When a person or an entity is not able to meet its overdue debts to the creditors, investors or lenders it is termed as Insolvent and this particular state is called Insolvency. Insolvency can be settled by two ways which are as follows:

  • Reworking on the plan of paying back to the creditors as well as investors.
  • Trading the assets of the organization and reimbursing to the creditors or investors from the sale proceeds of the assets.

It would be more accurate to understand the Insolvency Resolution Process stagewise in detail as laid out in the code.


Not being able to pay back the amount to its creditors or investors or lenders either on time or for a very long time by any corporate or business entity, makes an organization insolvent and this state is called as insolvency. Under such circumstances, the application of insolvency is submitted to the NCLT (i.e. National Company Law Tribunal) by any one of the Operational Creditor or Financial Creditor or Corporate Debtor himself.


If in case, it is the corporate debtor himself, the operational creditor has to send prior notice of demand for 10 days to the corporate debtor before the commencement of the insolvency resolution process.

The bank, financial institution, any other lender or anyone providing a loan, credit facility or other financial assistance comes under the category of “Financial Creditors”


Anyone who has been extended payment of credit during the course of business is known as an “Operational Creditor”. Both suppliers, as well as service providers, are covered under this provision.


Insolvency Resolution Process by a Financial Creditor

  • A financial creditor either jointly or all by himself shall take up the filing of the application before National Company Law Tribunal against the corporate debtor for insolvency proceedings.
  • The evidence of default along with the name of the proposed insolvency professional that needs to be delegated shall be presented along with the application.


Insolvency Resolution Process by an Operational Creditor

  • An operational creditor will have to serve at least 10 days of prior notice to the corporate debtor asking him to pay back the dues before commencing with insolvency resolution process.
  • In the event of the corporate debtor not being able to pay back the required amount in that particular time period and he/she also doesn’t bring any dispute or any arbitration proceeding pending against it to the notice of operational creditor then the operational creditor can simply file an application for insolvency resolution.
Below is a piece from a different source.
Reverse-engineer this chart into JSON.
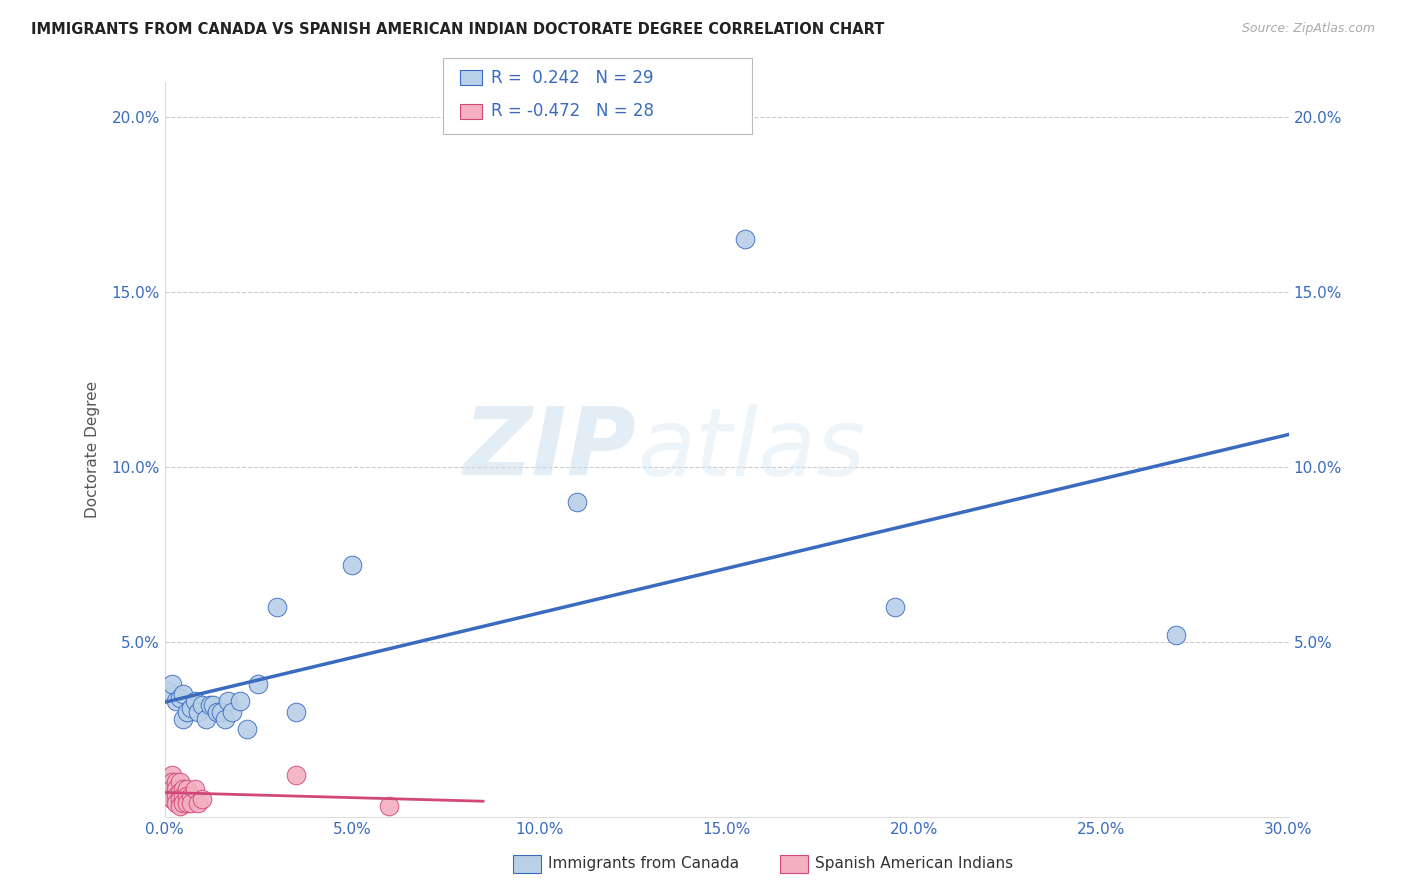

Insolvency Resolution by the Corporate Debtor

As per the provisions included in Chapter- II of the Code, where a corporate debtor has failed in the payment of dues to a financial or operational creditor, the corporate debtor or the financial or operational creditor (i.e.any applicant) can file the application for the commencement of the insolvency resolution process along with the financial documents of the business and other books of accounts. Moreover, as per Section 10 (3), (b) the corporate debtor shall also register the name of the suggested resolution professional along with the application.